The increase in research and development costs is due to the increased costs associated with the multiple in-process research and development projects, mainly for the Phase 3 sabizabulin COVID-19 registration trial and manufacturing costs of $8 million for pre-launch inventory and increased personnel costs resulting from increased headcount and an increase in the fair value of share-based compensation.

The increase in selling, general and administrative expenses is primarily due to commercialization costs of $8.4 million related to preparations for the potential launch of sabizabulin for COVID-19 incurred in the first quarter of fiscal 2023, and an increase in share-based compensation costs resulting from increased head count and an increase in the fair value of share-based compensation.

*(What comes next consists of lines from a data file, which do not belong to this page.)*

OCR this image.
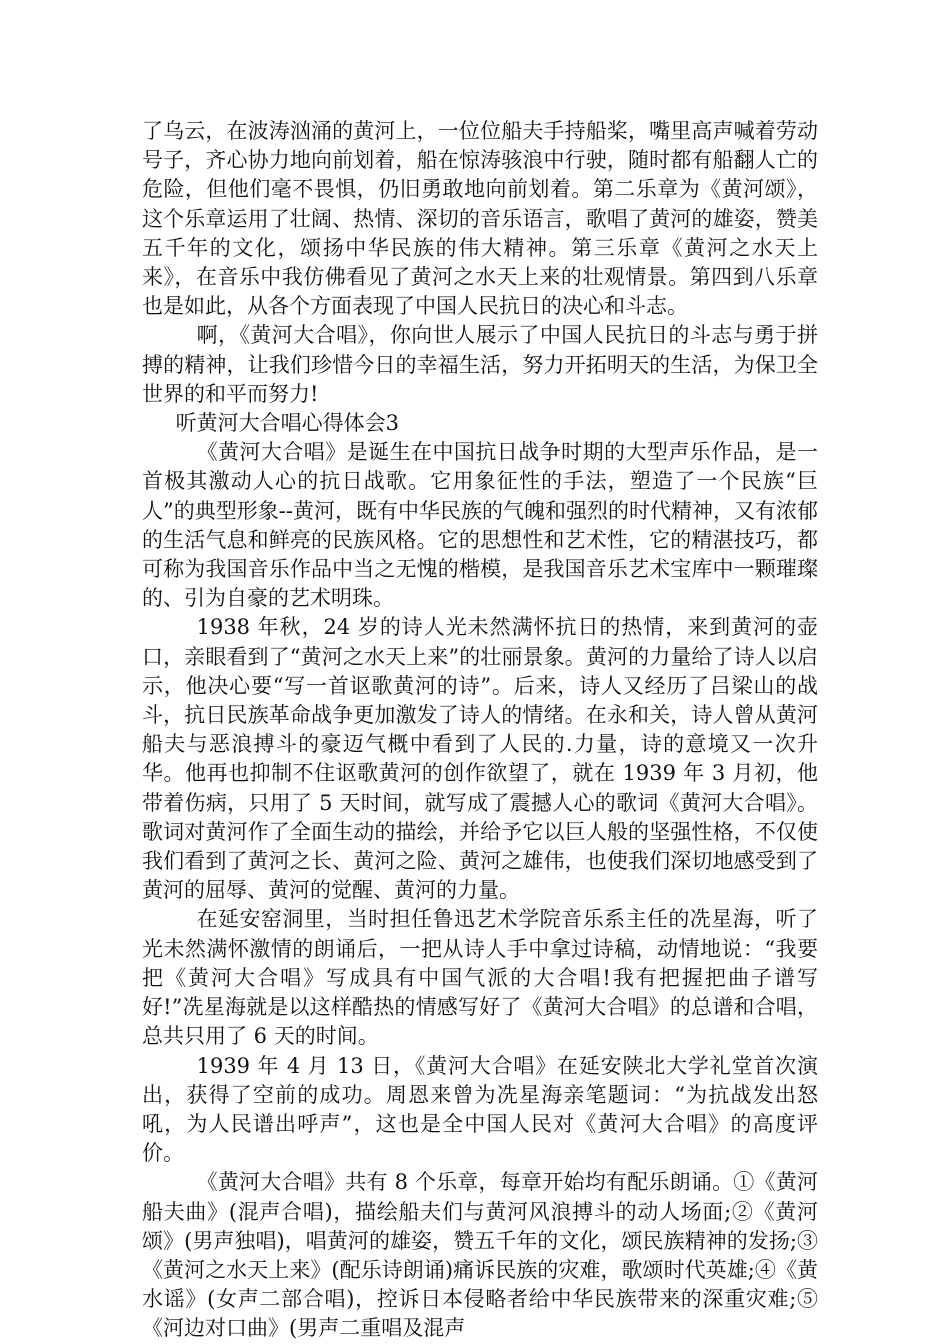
了乌云，在波涛汹涌的黄河上，一位位船夫手持船桨，嘴里高声喊着劳动号子，齐心协力地向前划着，船在惊涛骇浪中行驶，随时都有船翻人亡的危险，但他们毫不畏惧，仍旧勇敢地向前划着。第二乐章为《黄河颂》，这个乐章运用了壮阔、热情、深切的音乐语言，歌唱了黄河的雄姿，赞美五千年的文化，颂扬中华民族的伟大精神。第三乐章《黄河之水天上来》，在音乐中我仿佛看见了黄河之水天上来的壮观情景。第四到八乐章也是如此，从各个方面表现了中国人民抗日的决心和斗志。

啊，《黄河大合唱》，你向世人展示了中国人民抗日的斗志与勇于拼搏的精神，让我们珍惜今日的幸福生活，努力开拓明天的生活，为保卫全世界的和平而努力!

听黄河大合唱心得体会3

《黄河大合唱》是诞生在中国抗日战争时期的大型声乐作品，是一首极其激动人心的抗日战歌。它用象征性的手法，塑造了一个民族“巨人”的典型形象--黄河，既有中华民族的气魄和强烈的时代精神，又有浓郁的生活气息和鲜亮的民族风格。它的思想性和艺术性，它的精湛技巧，都可称为我国音乐作品中当之无愧的楷模，是我国音乐艺术宝库中一颗璀璨的、引为自豪的艺术明珠。

1938 年秋，24 岁的诗人光未然满怀抗日的热情，来到黄河的壶口，亲眼看到了“黄河之水天上来”的壮丽景象。黄河的力量给了诗人以启示，他决心要“写一首讴歌黄河的诗”。后来，诗人又经历了吕梁山的战斗，抗日民族革命战争更加激发了诗人的情绪。在永和关，诗人曾从黄河船夫与恶浪搏斗的豪迈气概中看到了人民的.力量，诗的意境又一次升华。他再也抑制不住讴歌黄河的创作欲望了，就在 1939 年 3 月初，他带着伤病，只用了 5 天时间，就写成了震撼人心的歌词《黄河大合唱》。歌词对黄河作了全面生动的描绘，并给予它以巨人般的坚强性格，不仅使我们看到了黄河之长、黄河之险、黄河之雄伟，也使我们深切地感受到了黄河的屈辱、黄河的觉醒、黄河的力量。

在延安窑洞里，当时担任鲁迅艺术学院音乐系主任的冼星海，听了光未然满怀激情的朗诵后，一把从诗人手中拿过诗稿，动情地说：“我要把《黄河大合唱》写成具有中国气派的大合唱!我有把握把曲子谱写好!”冼星海就是以这样酷热的情感写好了《黄河大合唱》的总谱和合唱，总共只用了 6 天的时间。

1939 年 4 月 13 日，《黄河大合唱》在延安陕北大学礼堂首次演出，获得了空前的成功。周恩来曾为冼星海亲笔题词：“为抗战发出怒吼，为人民谱出呼声”，这也是全中国人民对《黄河大合唱》的高度评价。

《黄河大合唱》共有 8 个乐章，每章开始均有配乐朗诵。①《黄河船夫曲》(混声合唱)，描绘船夫们与黄河风浪搏斗的动人场面;②《黄河颂》(男声独唱)，唱黄河的雄姿，赞五千年的文化，颂民族精神的发扬;③《黄河之水天上来》(配乐诗朗诵)痛诉民族的灾难，歌颂时代英雄;④《黄水谣》(女声二部合唱)，控诉日本侵略者给中华民族带来的深重灾难;⑤《河边对口曲》(男声二重唱及混声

The operating loss for the quarter was $35.6 million compared to $5 million in the prior year quarter. The change of $30.6 million is due to the increase in research and development costs and selling, general and administrative expenses during the current period and the reduction in the net revenues and gross profit during the period.

Non-operating expenses were $1.3 million for the current year quarter and for the prior year quarter, which primarily consisted of interest expense and change in the fair-value of the derivative liabilities related to the synthetic royalty financing. For the quarter, we recorded a tax benefit of $68,000 compared to a tax expense of $115,000 in the prior year quarter. The bottom-line results for the quarter was a net loss of $36.8 million or $0.46 per diluted common share, compared to $6.4 million or $0.08 per diluted common share in the prior year quarter.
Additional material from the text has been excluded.